The clinical usefulness of simulation studies may be severely constrained when the backgrounds of feigning and clinical comparison samples are markedly different. College simulators are likely to differ substantially from most clinical samples in verbal abilities and education. Other key differences of relevance to translated version may be increased familiarity with idioms and content from the source language. For example, Hahn (2005) found remarkable differences on MMPI-2 feigning scale between college and psychiatric samples under standard instructions. Average raw scores for F, Fb, and Fr ranged from 4.12 to 8.78 in students to 7.51 to 15.69 in patients. On the MMPI-2-RF, a similar finding was observed for F-r (5.25 versus 10.47) but not Fp-r (Sánchez et al., 2017).

New avenues of research should take into account the potential effects of source language and transcultural knowledge in feigning studies with the MMPI-2/MMPI-2-RF. Moreover, understanding and familiarity with mental disorders should be investigated, because they may vary across culture and thus be reflected in both validity and clinical scales.

Concluding Thoughts

The last three decades have documented important advances in translations and adaptations of psychological measures, including forensically relevant instruments.

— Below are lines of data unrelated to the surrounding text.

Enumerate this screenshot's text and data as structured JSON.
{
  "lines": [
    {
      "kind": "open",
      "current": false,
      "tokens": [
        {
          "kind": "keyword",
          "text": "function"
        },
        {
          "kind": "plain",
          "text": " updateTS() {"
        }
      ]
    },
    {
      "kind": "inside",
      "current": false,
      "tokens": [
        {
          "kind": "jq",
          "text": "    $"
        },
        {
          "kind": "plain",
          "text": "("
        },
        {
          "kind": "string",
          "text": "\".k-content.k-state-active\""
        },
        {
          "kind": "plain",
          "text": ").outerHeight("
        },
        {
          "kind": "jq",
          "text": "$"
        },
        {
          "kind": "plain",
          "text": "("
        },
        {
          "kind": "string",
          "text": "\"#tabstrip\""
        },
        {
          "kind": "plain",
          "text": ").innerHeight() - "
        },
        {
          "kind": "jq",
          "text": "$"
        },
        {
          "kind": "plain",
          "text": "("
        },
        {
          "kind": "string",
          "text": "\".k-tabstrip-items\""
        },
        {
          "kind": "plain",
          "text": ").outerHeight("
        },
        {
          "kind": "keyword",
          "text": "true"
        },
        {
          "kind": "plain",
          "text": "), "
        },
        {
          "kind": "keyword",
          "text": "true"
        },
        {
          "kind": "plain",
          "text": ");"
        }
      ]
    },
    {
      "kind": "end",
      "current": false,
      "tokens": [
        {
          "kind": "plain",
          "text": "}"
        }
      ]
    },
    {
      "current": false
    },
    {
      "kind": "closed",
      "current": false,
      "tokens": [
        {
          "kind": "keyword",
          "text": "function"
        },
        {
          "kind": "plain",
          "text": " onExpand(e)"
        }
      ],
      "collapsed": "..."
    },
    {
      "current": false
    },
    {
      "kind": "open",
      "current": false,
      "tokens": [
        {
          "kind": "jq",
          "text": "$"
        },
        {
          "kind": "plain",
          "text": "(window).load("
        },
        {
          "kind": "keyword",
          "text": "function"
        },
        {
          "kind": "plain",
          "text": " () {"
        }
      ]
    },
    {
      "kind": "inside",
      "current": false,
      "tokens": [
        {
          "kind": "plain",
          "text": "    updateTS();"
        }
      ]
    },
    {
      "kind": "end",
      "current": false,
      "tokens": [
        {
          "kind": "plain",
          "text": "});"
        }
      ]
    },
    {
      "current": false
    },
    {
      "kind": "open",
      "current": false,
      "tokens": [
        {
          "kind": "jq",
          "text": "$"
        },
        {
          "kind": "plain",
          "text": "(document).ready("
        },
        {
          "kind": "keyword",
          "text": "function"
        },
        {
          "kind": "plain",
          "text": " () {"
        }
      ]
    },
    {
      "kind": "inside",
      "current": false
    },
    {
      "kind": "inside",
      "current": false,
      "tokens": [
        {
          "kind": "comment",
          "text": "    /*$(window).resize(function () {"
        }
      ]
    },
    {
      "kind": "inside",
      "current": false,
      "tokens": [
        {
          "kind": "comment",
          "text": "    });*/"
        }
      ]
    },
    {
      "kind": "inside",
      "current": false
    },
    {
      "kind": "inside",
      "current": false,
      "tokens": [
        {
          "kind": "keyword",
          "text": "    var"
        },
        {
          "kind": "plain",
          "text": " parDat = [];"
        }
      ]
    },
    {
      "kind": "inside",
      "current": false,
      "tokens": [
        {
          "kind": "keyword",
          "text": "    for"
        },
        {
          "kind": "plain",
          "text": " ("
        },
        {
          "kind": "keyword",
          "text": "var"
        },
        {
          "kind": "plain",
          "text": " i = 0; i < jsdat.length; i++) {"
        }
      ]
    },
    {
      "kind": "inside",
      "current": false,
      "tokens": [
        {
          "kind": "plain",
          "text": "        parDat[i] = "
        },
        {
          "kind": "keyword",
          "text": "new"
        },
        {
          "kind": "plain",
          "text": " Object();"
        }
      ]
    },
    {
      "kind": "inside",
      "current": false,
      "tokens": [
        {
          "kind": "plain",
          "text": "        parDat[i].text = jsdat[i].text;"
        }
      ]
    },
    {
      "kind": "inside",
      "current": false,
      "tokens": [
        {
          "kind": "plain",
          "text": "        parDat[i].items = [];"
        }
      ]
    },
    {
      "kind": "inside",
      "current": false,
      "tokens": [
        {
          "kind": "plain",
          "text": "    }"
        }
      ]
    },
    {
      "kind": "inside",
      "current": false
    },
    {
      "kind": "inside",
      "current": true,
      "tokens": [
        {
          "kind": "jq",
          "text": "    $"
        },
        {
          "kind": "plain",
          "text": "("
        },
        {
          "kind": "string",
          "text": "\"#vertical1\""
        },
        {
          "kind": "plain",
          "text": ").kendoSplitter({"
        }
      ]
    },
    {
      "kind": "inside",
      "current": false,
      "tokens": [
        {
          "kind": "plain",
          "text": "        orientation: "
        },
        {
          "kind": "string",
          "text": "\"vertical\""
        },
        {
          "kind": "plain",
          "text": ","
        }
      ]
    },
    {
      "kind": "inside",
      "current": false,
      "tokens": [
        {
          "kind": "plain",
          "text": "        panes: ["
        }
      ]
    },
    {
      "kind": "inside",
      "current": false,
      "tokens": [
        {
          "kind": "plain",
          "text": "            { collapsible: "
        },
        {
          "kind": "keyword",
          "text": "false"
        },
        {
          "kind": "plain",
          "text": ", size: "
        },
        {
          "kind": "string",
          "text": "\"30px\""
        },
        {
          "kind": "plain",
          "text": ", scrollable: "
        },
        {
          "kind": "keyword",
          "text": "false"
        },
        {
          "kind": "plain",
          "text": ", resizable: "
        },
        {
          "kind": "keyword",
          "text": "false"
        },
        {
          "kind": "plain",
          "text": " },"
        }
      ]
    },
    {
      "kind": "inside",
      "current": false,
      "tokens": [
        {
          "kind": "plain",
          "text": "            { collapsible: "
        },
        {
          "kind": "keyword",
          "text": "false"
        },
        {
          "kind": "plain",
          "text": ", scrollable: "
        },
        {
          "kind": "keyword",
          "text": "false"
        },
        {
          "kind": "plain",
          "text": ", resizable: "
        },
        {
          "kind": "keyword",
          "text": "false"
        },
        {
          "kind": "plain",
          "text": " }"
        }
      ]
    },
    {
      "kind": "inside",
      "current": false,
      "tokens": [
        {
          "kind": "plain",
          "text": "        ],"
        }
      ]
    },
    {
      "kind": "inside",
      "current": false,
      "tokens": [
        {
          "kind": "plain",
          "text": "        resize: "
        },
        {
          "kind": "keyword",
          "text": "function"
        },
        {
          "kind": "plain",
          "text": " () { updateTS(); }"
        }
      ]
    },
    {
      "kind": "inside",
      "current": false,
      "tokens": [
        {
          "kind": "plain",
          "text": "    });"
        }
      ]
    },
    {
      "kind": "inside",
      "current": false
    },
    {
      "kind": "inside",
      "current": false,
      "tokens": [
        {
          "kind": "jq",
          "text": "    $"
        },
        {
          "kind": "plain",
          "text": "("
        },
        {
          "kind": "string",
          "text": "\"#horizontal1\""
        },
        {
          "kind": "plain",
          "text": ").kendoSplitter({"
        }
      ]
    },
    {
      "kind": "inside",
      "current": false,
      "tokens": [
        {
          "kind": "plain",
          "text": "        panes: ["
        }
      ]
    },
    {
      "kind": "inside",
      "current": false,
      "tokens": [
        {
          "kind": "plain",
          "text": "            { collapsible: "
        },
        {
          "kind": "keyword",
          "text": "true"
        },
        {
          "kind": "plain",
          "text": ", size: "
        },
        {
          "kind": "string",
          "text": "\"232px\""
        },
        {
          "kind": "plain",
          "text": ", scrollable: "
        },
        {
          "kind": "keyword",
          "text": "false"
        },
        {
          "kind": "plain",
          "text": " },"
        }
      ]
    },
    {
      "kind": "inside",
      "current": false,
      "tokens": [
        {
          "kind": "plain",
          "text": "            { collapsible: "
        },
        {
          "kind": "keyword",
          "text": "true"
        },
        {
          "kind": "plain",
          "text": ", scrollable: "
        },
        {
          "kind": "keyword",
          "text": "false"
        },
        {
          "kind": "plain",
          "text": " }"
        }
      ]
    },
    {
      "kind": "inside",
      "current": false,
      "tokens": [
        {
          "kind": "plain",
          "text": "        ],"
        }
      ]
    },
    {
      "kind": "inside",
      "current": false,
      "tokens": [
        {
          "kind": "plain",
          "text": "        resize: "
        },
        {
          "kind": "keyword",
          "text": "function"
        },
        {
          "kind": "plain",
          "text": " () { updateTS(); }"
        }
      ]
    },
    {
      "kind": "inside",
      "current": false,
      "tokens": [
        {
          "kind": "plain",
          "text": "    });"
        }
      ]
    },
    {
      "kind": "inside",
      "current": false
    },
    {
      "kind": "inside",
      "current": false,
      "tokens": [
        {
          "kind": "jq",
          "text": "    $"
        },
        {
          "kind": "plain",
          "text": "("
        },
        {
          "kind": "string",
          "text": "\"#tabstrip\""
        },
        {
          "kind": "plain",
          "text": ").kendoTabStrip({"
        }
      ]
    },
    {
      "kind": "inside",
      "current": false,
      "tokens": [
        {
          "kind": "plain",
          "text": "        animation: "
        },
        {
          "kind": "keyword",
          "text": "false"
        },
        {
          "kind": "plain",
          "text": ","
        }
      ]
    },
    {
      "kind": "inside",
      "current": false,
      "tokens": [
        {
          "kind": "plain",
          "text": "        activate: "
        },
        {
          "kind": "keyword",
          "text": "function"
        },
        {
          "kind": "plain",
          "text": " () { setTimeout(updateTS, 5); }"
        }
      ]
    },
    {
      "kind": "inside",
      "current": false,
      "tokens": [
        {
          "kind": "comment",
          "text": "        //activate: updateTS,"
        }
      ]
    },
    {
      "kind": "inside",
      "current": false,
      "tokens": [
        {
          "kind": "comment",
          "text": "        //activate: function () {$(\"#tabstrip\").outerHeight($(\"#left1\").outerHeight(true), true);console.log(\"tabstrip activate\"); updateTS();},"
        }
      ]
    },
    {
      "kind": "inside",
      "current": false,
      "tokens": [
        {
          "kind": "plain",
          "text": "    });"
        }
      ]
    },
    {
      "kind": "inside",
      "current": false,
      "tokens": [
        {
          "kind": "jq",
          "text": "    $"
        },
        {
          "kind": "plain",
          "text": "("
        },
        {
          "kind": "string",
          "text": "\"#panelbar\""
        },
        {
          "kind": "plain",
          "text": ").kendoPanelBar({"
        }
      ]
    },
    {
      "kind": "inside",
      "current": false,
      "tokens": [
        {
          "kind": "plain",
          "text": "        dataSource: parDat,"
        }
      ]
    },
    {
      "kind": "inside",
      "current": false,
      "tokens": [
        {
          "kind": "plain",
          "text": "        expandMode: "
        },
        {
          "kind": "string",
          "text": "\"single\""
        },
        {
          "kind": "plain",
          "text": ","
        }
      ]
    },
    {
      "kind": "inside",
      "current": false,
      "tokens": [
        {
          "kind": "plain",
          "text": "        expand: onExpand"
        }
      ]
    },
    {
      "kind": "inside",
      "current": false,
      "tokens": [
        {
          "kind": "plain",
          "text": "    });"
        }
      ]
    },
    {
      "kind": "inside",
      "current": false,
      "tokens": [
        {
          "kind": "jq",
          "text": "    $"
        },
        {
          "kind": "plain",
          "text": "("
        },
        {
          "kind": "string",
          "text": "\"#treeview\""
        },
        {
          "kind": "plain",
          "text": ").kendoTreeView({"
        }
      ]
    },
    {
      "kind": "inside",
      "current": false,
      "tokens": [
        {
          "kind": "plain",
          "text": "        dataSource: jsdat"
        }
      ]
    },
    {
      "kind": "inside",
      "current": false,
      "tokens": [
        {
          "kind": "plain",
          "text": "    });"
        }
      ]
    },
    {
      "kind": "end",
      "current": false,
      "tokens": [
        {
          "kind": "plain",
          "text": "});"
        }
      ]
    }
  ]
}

A detailed review of these professional guidelines established common recommendations for the translation and back-translation process. In planning future translations, early preparation with forward-thinking decisions should be strongly underscored at the very beginning in the selecting of measures and professional staff, and addressing possible setbacks. To ensure methodological rigor, two key themes consistently involve (a) diverse perspectives with two or more professionals at each stage of the translation and validation that (b) function independently both within and across stages. To achieve the latter, each professional is involved only once so that their objectivity is unnecessarily jeopardized by others’ input.

Standardization can be used to improve methodological rigor and reduce subjectivity. As cogently observed by an astute reviewer, those strengths do not necessarily justify its implementation. Before any adaptation is even considered, issues involving WEIRD and imposed etic must be openly discussed by fully engaging the indigenous community and implementing culture-specific adjustments to assessment methods, when needed.

Examination of cultural influences, while often characterized as “outward looking” (e.g., participants and measures), may also be viewed from a self-reflective perspective. How does the investigator’s own cultural background and transcultural awareness potentially affect research? Assessments of cross-cultural competence may range from informal introspection to the self-administration of formal measures (Matsumoto & Hwang, 2013). Within a team of researchers, feedback could voluntarily be sought from colleagues to improve our cross-cultural awareness and humility.

Studies of feigning in both source and target languages may often be easily improved by following recommended guidelines (Rogers, 2018b) including those found in Table 3. It would be very helpful if these guidelines were made readily available to authors and reviewers, asking the former to complete a brief checklist. A similar format might also be implemented for translated measures.

As a final note, forensic evaluations of response styles continue to face formidable challenges in their translations, adaptations, and validations. It may be tempting to compile research conducted in “other” languages and study their apparent similarities. However, seasoned forensic practitioners should easily recognize both the implicitly imposed etic and the methodological weakness of categorically ignoring the important effects of language, culture, and nationality. Looking to the next three decades, it is our hope that collaborative research on feigning and other response styles continue to grow in their depth, sophistication, and cultural sensitivity.